Published: 25 February, 2009

READ MORE: Nokia

Nokia continues to chip away at its cost base in order to preserve as much as it can of its margins through the downturn in its core handset market. Having closed R&D and manufacturing facilities, it is now seeking 1,000 voluntary redundancies, but says it remains confident of avoiding compulsory lay-offs.

The company will offer its severance package to the first 1,000 applicants (except senior executives and "direct labor"), in a worldwide program that is part of "previously announced plans to increase cost efficiency and adapt to the challenging market environment", as the company statement put it yesterday. The market leader aims to reduce annual costs at its handset unit by more than €700m ($897m) this year. It is using other methods, like encouraging employees to take unpaid leave and sabbaticals this year, and to take holiday allowance rather than claiming cash in lieu. Nokia had 128,000 employees at the end of 2008.

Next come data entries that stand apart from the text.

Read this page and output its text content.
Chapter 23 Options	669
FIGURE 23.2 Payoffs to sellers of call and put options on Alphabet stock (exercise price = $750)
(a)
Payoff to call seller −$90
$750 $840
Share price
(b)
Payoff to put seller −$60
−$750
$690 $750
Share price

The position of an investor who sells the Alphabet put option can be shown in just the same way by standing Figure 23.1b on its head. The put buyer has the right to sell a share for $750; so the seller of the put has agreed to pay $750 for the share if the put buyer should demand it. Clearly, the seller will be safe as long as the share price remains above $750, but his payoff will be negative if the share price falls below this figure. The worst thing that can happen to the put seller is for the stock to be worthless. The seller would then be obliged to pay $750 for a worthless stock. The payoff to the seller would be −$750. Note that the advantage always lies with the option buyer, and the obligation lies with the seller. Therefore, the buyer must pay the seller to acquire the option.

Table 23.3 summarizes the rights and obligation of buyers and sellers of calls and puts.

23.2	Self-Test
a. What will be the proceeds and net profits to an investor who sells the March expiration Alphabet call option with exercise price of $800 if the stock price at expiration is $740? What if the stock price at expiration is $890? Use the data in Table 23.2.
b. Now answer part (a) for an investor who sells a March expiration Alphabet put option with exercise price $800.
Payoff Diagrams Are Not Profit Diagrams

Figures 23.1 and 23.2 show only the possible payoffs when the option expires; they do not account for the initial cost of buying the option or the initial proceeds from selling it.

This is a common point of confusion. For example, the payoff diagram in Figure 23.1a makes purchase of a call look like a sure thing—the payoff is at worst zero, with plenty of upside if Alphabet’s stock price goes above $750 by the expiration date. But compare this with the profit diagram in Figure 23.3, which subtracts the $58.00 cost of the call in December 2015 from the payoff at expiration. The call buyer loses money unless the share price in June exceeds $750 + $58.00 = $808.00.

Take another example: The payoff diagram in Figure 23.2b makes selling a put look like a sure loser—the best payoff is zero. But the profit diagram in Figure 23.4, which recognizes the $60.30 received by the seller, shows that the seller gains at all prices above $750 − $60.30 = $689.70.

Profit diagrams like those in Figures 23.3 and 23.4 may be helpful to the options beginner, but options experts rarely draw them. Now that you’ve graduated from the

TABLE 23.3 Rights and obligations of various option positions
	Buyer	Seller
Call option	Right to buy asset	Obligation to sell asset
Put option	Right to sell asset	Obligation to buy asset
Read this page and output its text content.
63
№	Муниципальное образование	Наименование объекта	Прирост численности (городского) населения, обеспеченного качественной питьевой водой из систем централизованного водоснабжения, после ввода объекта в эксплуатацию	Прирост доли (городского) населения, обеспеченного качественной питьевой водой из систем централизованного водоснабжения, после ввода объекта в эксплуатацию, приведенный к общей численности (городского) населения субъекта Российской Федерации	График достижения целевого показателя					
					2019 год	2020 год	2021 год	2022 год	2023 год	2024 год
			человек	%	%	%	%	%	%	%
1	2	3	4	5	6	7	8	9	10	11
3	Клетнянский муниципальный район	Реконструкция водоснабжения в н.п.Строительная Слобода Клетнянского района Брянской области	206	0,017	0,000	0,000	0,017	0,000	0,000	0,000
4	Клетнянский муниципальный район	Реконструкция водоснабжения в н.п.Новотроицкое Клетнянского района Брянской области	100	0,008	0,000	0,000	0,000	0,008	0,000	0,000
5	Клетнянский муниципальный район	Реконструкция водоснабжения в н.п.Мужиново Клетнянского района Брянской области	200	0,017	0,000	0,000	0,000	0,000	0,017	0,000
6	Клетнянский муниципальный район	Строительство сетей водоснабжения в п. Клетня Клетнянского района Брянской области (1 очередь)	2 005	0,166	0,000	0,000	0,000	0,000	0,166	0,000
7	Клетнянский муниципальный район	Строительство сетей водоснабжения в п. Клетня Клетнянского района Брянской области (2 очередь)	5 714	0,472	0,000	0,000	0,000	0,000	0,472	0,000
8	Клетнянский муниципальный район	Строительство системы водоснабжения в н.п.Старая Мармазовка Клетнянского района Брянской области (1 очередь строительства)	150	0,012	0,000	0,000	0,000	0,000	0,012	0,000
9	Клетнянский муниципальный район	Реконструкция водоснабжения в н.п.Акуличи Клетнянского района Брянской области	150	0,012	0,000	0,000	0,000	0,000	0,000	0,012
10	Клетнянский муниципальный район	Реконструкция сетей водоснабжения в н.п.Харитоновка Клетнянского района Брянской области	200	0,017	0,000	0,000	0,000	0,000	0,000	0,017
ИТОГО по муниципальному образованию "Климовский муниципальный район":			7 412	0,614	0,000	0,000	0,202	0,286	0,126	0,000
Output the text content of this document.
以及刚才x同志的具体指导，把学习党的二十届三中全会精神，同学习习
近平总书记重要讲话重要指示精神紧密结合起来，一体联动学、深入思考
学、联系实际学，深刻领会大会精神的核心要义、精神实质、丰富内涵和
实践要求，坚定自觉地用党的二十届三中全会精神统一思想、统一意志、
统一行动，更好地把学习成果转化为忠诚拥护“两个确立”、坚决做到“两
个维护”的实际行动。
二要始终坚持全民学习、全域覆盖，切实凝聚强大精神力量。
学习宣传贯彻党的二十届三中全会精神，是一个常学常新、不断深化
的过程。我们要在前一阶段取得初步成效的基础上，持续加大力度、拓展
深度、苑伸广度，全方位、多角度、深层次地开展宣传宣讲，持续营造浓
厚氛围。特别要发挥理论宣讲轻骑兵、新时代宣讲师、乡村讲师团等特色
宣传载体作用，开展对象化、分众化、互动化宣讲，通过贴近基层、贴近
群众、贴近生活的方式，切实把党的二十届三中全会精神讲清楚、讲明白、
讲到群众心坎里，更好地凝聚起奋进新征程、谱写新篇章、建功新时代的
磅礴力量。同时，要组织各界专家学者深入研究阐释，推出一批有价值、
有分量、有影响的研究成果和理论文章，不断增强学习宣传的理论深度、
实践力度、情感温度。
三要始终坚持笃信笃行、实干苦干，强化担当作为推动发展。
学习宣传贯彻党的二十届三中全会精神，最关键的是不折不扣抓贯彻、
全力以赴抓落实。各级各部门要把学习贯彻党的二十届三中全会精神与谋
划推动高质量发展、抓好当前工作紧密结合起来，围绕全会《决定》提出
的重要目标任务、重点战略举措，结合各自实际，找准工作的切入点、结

Nokia is in "cash conservation mode", said a research note from UBS this week. The company is making a return to higher levels of cash a key priority as it faces slowing markets, and increased competition at both ends of the range. It has said it will have clearer visibility of real demand levels after this quarter, as excess inventory clears, and expects to emerge from the recession with increased market share, even at the expense of some points of revenue and margin.

UBS' Gareth Jenkins said in his note that device industry sentiment remains "extremely poor", and believes "we are likely entering the worst period of the current downturn." He sees markets with heavy device subsidies, such as many western European markets, holding up better than those without, but Korean phonemakers more buoyant than Europeans, mainly because of currency fluctuation.